Husbands and fathers of victims also have mixed feelings about the women, with some completely unwilling to take them back, fearing discrimination and consequences from Boko Haram.

At the Foot of the Cross

In trauma counseling from Open Doors, Esther and other Boko Haram victims learned to place their burdens at the foot of the cross.

As the abuse from the villagers continued and Esther’s child grew, faith became the young mother’s only refuge—and it brought more healing to her than any community could.

Leaders at Esther’s church invited her to attend an Open Doors trauma care seminar, where coordinators encouraged her and other participants to seek freedom at the foot of the cross—literally. A caregiver asked Esther and others to write out their burdens on pieces of paper, then pin them to a hand-carved wooden cross.

“When I pinned that piece of paper to the cross, it felt like I was handing over all of my sorrow to God,” Esther said.

When the caregiver removed the notes from the cross and burned them, Esther says she “felt like my sorrow and shame disappeared, never to come back again.”

With the help of the seminar and continued trauma counseling, the young woman’s life has improved exponentially. One year after her return, villagers still struggled to accept Esther and her daughter, but they knew something had changed in the young woman. This teenage mother who had endured unspeakable agony at the hands of a brutal regime was surprisingly—impossibly—at peace.
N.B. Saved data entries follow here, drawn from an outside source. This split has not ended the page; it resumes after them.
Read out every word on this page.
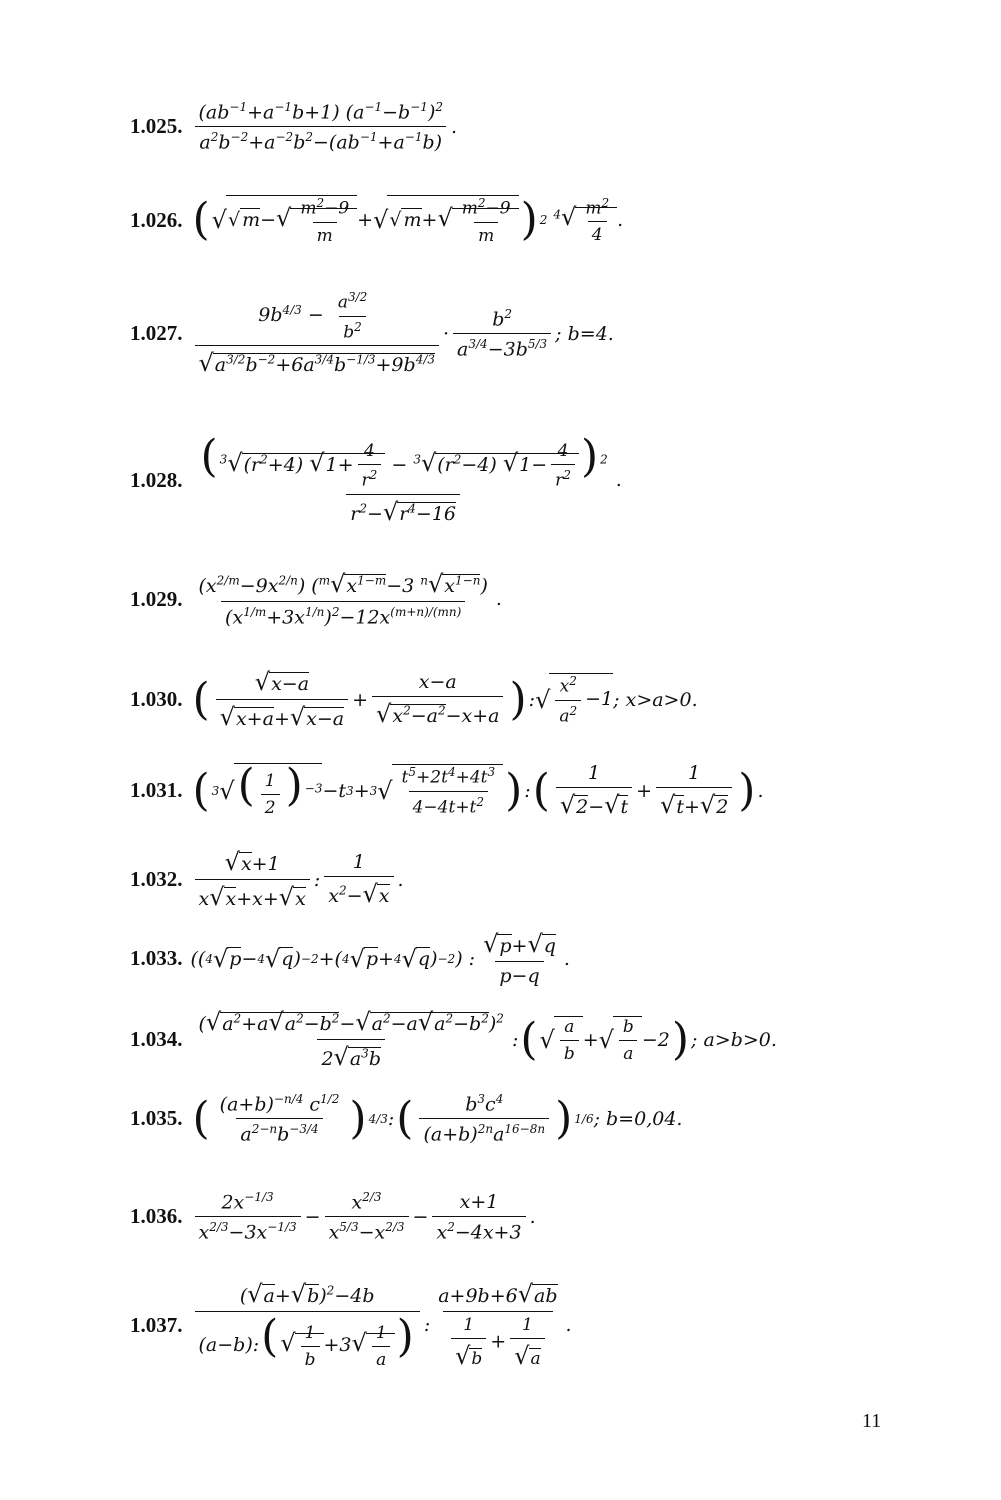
1.025. $\frac{(ab^{-1}+a^{-1}b+1) (a^{-1}-b^{-1})^2}{a^2b^{-2}+a^{-2}b^2-(ab^{-1}+a^{-1}b)}$ .
1.026. ( √ √ $m-√ \frac{m^2-9}{m}$ + √ √ $m+√ \frac{m^2-9}{m}$ ) 2 $^4√ \frac{m^2}{4}$ .
1.027. $\frac{9b^{4/3} - \frac{a^{3/2}}{b^2}}{√a^{3/2}b^{-2}+6a^{3/4}b^{-1/3}+9b^{4/3}} \cdot \frac{b^2}{a^{3/4}-3b^{5/3}}$ ; b=4.
1.028. $\frac{( ^3√(r^2+4) √1+ \frac{4}{r^2} - ^3√(r^2-4) √1- \frac{4}{r^2} ) ^2}{r^2-√r^4-16}$ .
1.029. $\frac{(x^{2/m}-9x^{2/n}) (^m√x^{1-m}-3 ^n√x^{1-n})}{(x^{1/m}+3x^{1/n})^2-12x^{(m+n)/(mn)}}$ .
1.030. ( $\frac{√x-a}{√x+a+√x-a} + \frac{x-a}{√x^2-a^2-x+a}$ ) : √ $\frac{x^2}{a^2} -1$ ; x>a>0.
1.031. ( 3 √ ( $\frac{1}{2}$ ) $^{-3}$ −t 3 + 3 √ $\frac{t^5+2t^4+4t^3}{4-4t+t^2}$ ) : ( $\frac{1}{√2-√t} + \frac{1}{√t+√2}$ ) .
1.032. $\frac{√x+1}{x√x+x+√x}$ : $\frac{1}{x^2-√x}$ .
1.033. (( 4 √ p − 4 √ q ) −2 +( 4 √ p + 4 √ q ) −2 ) : $\frac{√p+√q}{p-q}$ .
1.034. $\frac{(√a^2+a√a^2-b^2-√a^2-a√a^2-b^2)^2}{2√a^3b}$ : ( √ $\frac{a}{b}$ + √ $\frac{b}{a} -2$ ) ; a>b>0.
1.035. ( $\frac{(a+b)^{-n/4} c^{1/2}}{a^{2-n}b^{-3/4}}$ ) 4/3 : ( $\frac{b^3c^4}{(a+b)^{2n}a^{16-8n}}$ ) 1/6 ; b=0,04.
1.036. $\frac{2x^{-1/3}}{x^{2/3}-3x^{-1/3}} - \frac{x^{2/3}}{x^{5/3}-x^{2/3}} - \frac{x+1}{x^2-4x+3}$ .
1.037. $\frac{(√a+√b)^2-4b}{(a-b):(√ \frac{1}{b} +3√ \frac{1}{a} )}$ : $\frac{a+9b+6√ab}{\frac{1}{√b} + \frac{1}{√a}}$ .
11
“Some of those people who used to mock me now ask me my secret,” Esther says. “I tell them, ‘I forgave my enemies and now trust God to take vengeance in His time.’”

God has used Open Doors to provide for Esther and Rebecca’s physical needs, including food aid. She now lives with her grandparents, and finally feels the support and care of a family—and the child Esther thought she could never love now means the world to her.

“Rebekah has become my joy and laughter amid sadness.”

Open Doors continues to reach out to and serve Boko Haram survivors like Esther, but the need is still great as violence and kidnappings continue. Please pray with us for Esther and our brothers and sisters in West Africa where the insurgency continues.